-
- C Franklin, E C Rackow, B Mamdani, G Burke, and M H Weil.
- Department of Medicine, Cook County Hospital, Chicago, Ill.
- Arch Intern Med. 1990 Jul 1; 150 (7): 1455-9.
AbstractAs an initial step toward improving admission criteria to the medical intensive care unit (MICU), we examined Acute Physiologic and Chronic Health Evaluation scores and the diagnosis-adjusted mortality rates of 2419 medical patients, including those who received MICU consultation over a 6-month period. There was considerable overlap in the physiologic scores and the predicted mortality rates between those patients who were admitted to the MICU and those who were not.
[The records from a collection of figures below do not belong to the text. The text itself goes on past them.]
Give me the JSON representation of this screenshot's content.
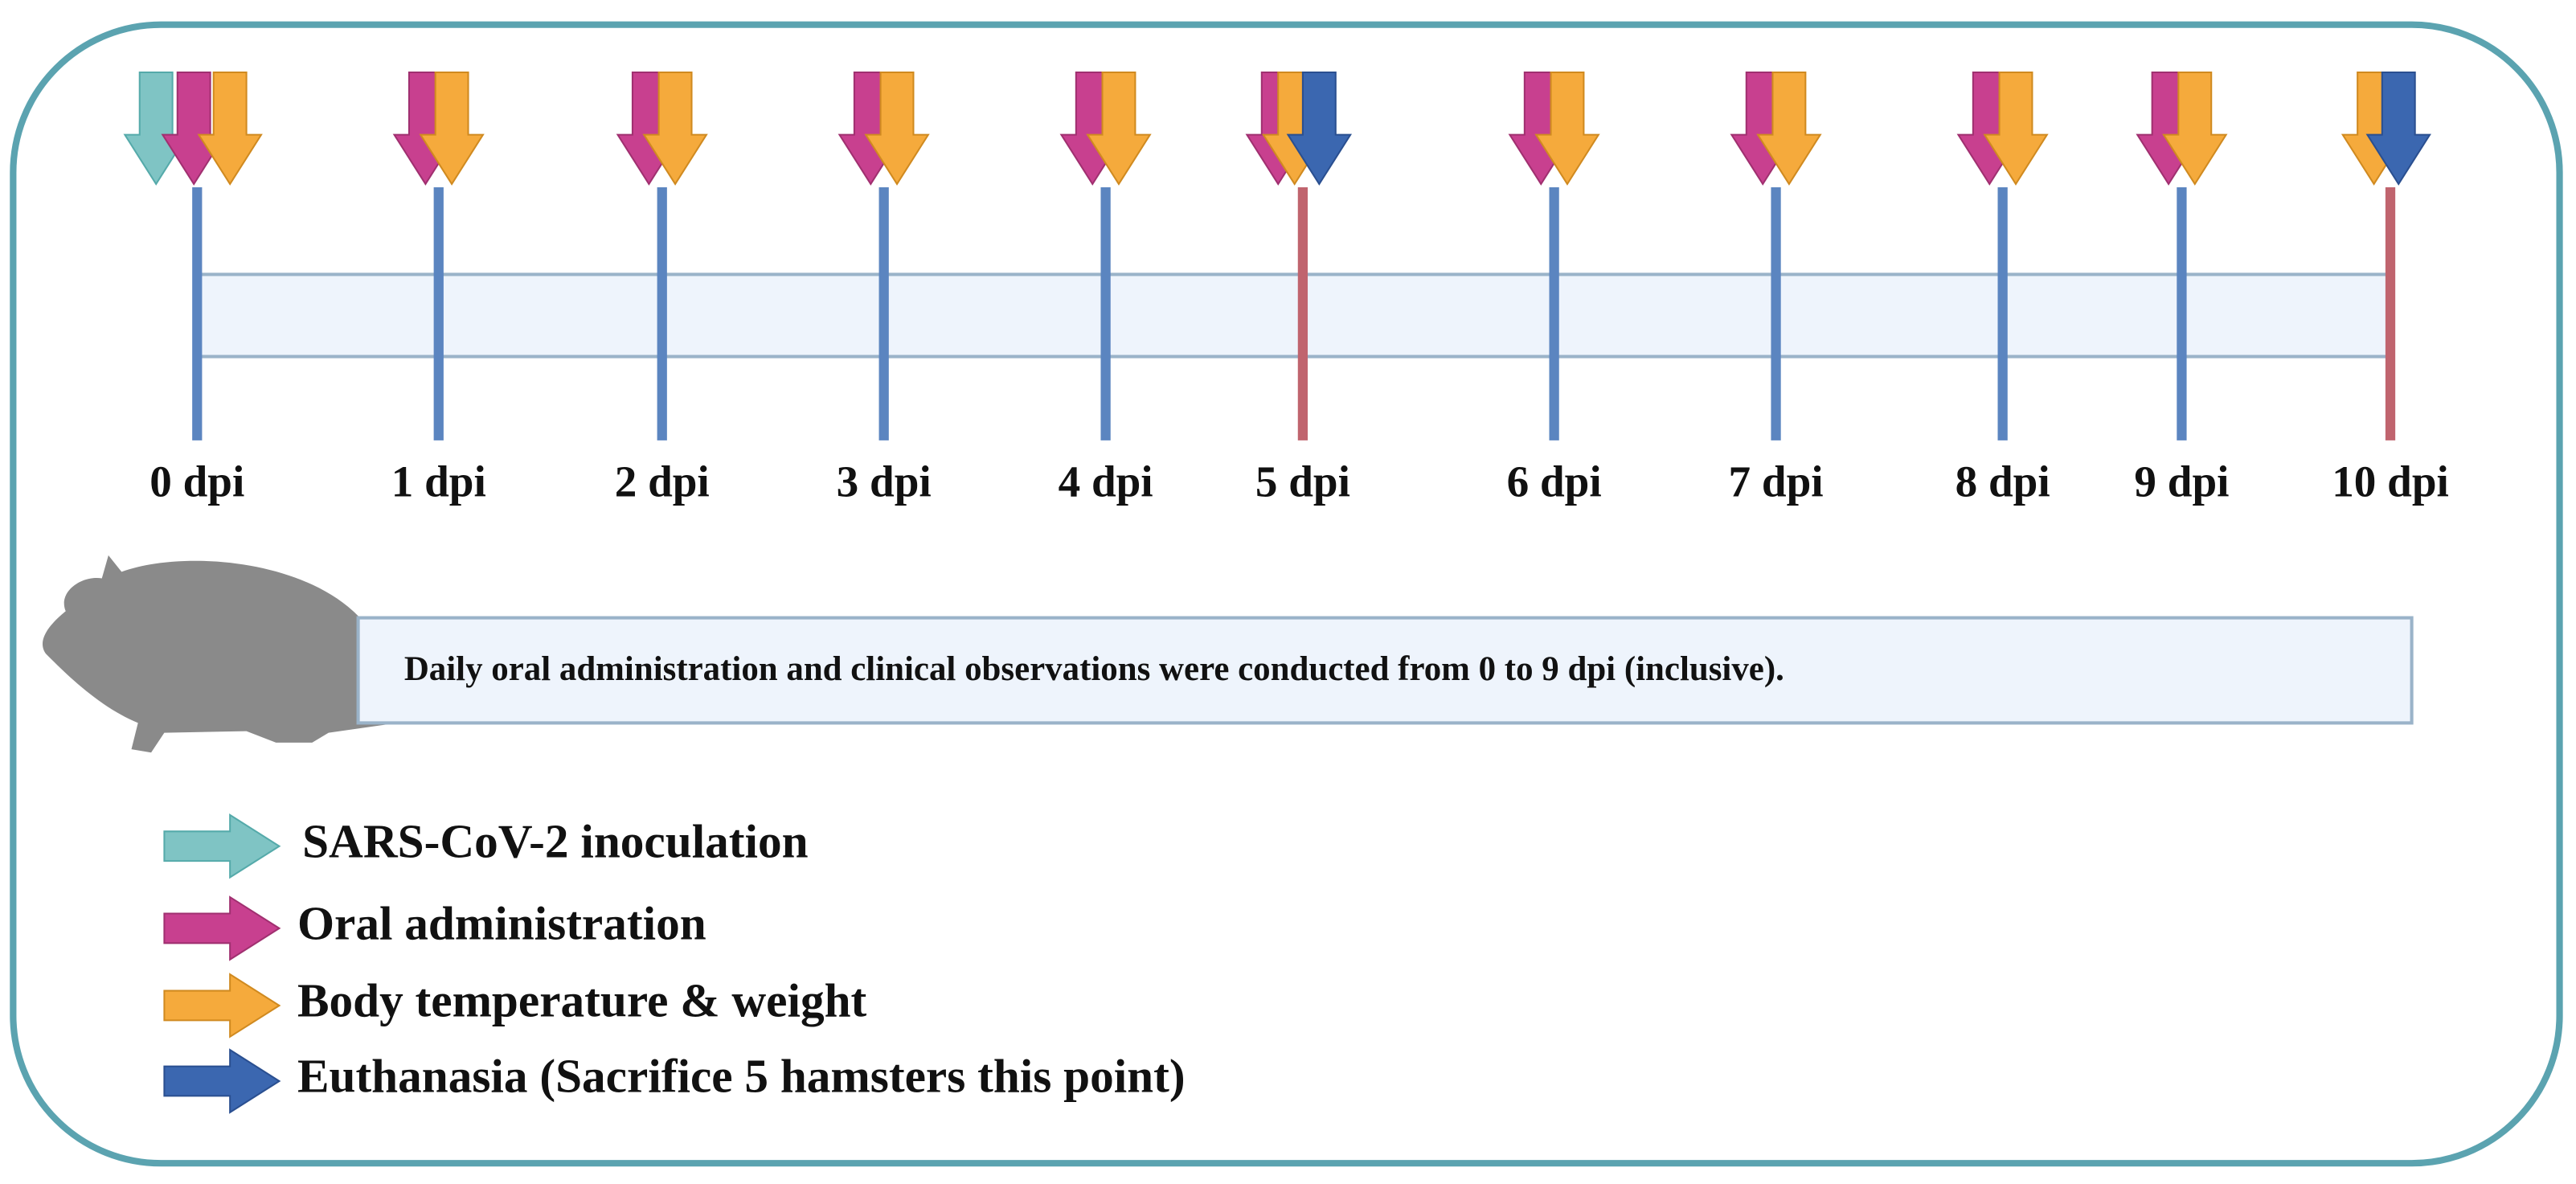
{
  "timeline": {
    "labels": [
      "0 dpi",
      "1 dpi",
      "2 dpi",
      "3 dpi",
      "4 dpi",
      "5 dpi",
      "6 dpi",
      "7 dpi",
      "8 dpi",
      "9 dpi",
      "10 dpi"
    ]
  },
  "note": "Daily oral administration and clinical observations were conducted from 0 to 9 dpi (inclusive).",
  "legend": [
    "SARS-CoV-2 inoculation",
    "Oral administration",
    "Body temperature & weight",
    "Euthanasia (Sacrifice 5 hamsters this point)"
  ]
}
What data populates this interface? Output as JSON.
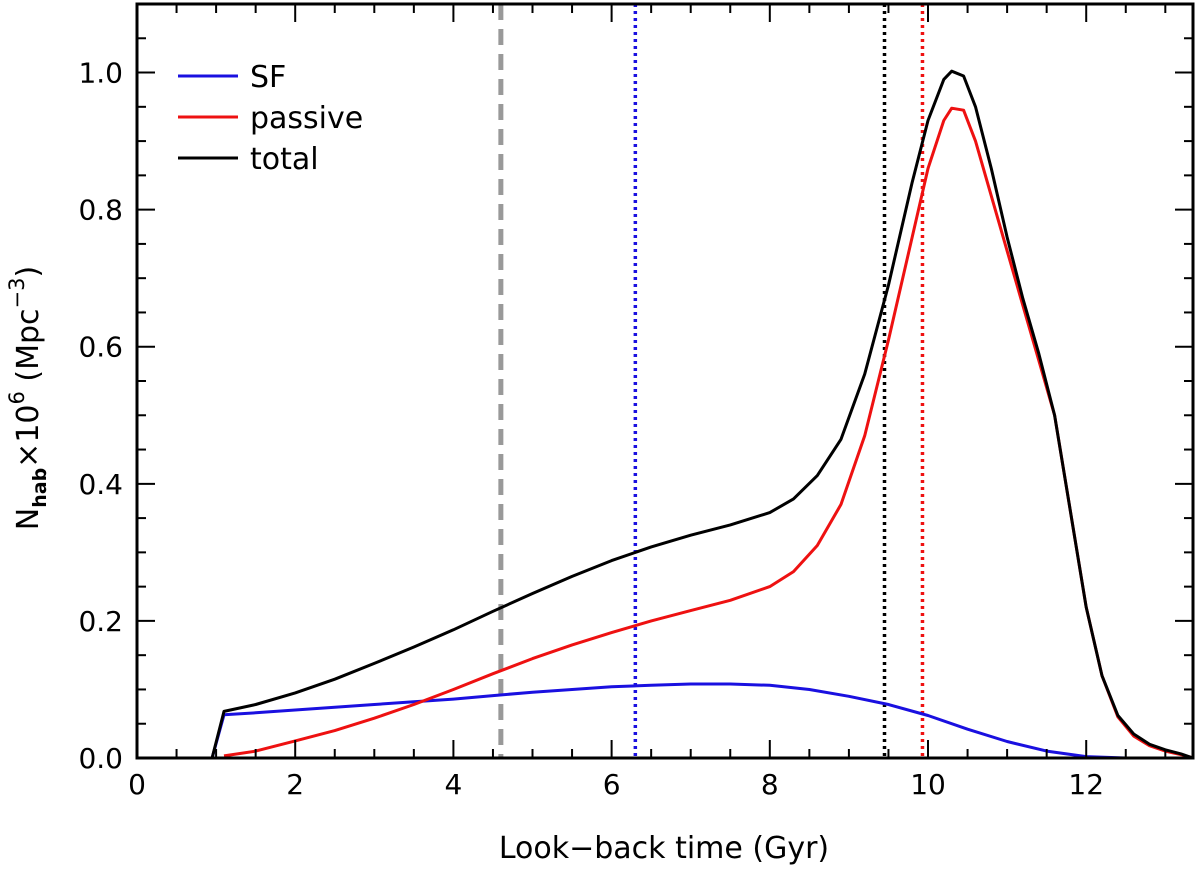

There was no discrete score or mortality rate at which triage to the MICU would have included most MICU patients but excluded most patients who survived without admission to the MICU. While uniform MICU admission criteria would be desirable, current scoring systems may not have the desired sensitivity or specificity to establish such criteria. Using a receiver operating characteristic curve, we demonstrated that diagnosis-adjusted mortality rates could predict as well as Acute Physiologic and Chronic Health Evaluation scores which patients would receive MICU admission and intervention. This suggests that, for different diagnoses, specific clinical variables and laboratory tests may have different predictive importance for MICU admission. Prospective models of clinical variables using receiver operating characteristic curves in various medical diseases may improve triage procedures.